Vous savez sans doute que le Conservatoire du littoral a un projet Ad'Apto valorisant une dizaine de sites dans des situations biogéographiques différentes pour montrer quelle gestion souple du trait de côte peut être envisagée par les acteurs locaux en conciliant les différents enjeux de protection des écosystèmes et d'activité socio-économique.

Les politiques publiques existent déjà : loi sur le littoral, pour laquelle il faut veiller à ce que de nouveaux développements législatifs ne remettent pas en question les équilibres qui en sont issues, documents d'aménagement et de planification aux différentes échelles territoriales, stratégie nationale pour la mer et le littoral ainsi que stratégie nationale de gestion intégrée du trait de côte, qui mettent toutes deux en avant la dimension systémique de conciliation des différents usages.
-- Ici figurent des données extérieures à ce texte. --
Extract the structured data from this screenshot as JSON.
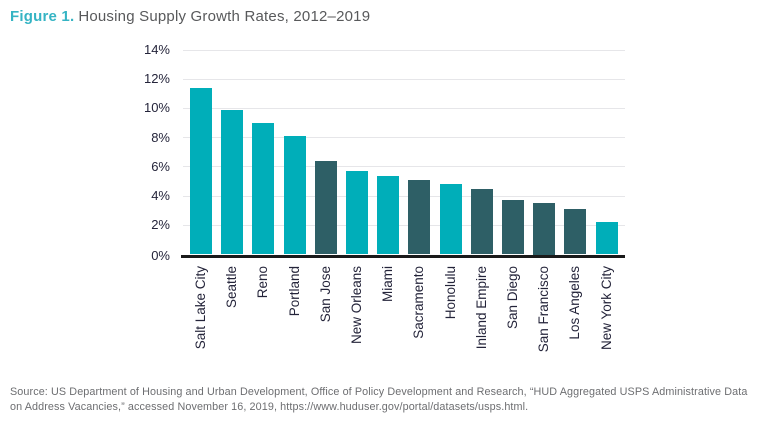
{
  "figure": {
    "label": "Figure 1.",
    "title": "Housing Supply Growth Rates, 2012–2019"
  },
  "chart_data": {
    "type": "bar",
    "title": "Housing Supply Growth Rates, 2012–2019",
    "categories": [
      "Salt Lake City",
      "Seattle",
      "Reno",
      "Portland",
      "San Jose",
      "New Orleans",
      "Miami",
      "Sacramento",
      "Honolulu",
      "Inland Empire",
      "San Diego",
      "San Francisco",
      "Los Angeles",
      "New York City"
    ],
    "values": [
      11.4,
      9.9,
      9.0,
      8.1,
      6.4,
      5.7,
      5.4,
      5.1,
      4.8,
      4.5,
      3.7,
      3.5,
      3.1,
      2.2
    ],
    "values_unit": "%",
    "bar_color_keys": [
      "teal",
      "teal",
      "teal",
      "teal",
      "dark",
      "teal",
      "teal",
      "dark",
      "teal",
      "dark",
      "dark",
      "dark",
      "dark",
      "teal"
    ],
    "palette": {
      "teal": "#00AEB9",
      "dark": "#2E5F66"
    },
    "xlabel": "",
    "ylabel": "",
    "ylim": [
      0,
      14
    ],
    "ytick_step": 2,
    "ytick_labels": [
      "0%",
      "2%",
      "4%",
      "6%",
      "8%",
      "10%",
      "12%",
      "14%"
    ],
    "grid": true,
    "legend": "none",
    "x_labels_rotation_deg": -90
  },
  "source": {
    "text": "Source: US Department of Housing and Urban Development, Office of Policy Development and Research, “HUD Aggregated USPS Administrative Data on Address Vacancies,” accessed November 16, 2019, https://www.huduser.gov/portal/datasets/usps.html."
  },
  "colors": {
    "figure_label": "#35B4C4",
    "title_text": "#58595B",
    "axis_text": "#24243A",
    "gridline": "#E6E6E9",
    "axis_line": "#1A1A1A",
    "source_text": "#6D6E71"
  }
}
Il existe également des structures propres à mettre en oeuvre ces solutions, structures techniques sur lesquelles s'appuyer pour agir de façon pertinente : l'État et ses établissements publics, tels que l'Office national des forêts (ONF), gestionnaire de forêts littorales, le Conservatoire du littoral, les collectivités locales, les parcs naturels régionaux, les acteurs locaux, associations de protection de la nature, mais aussi représentants des activités économiques.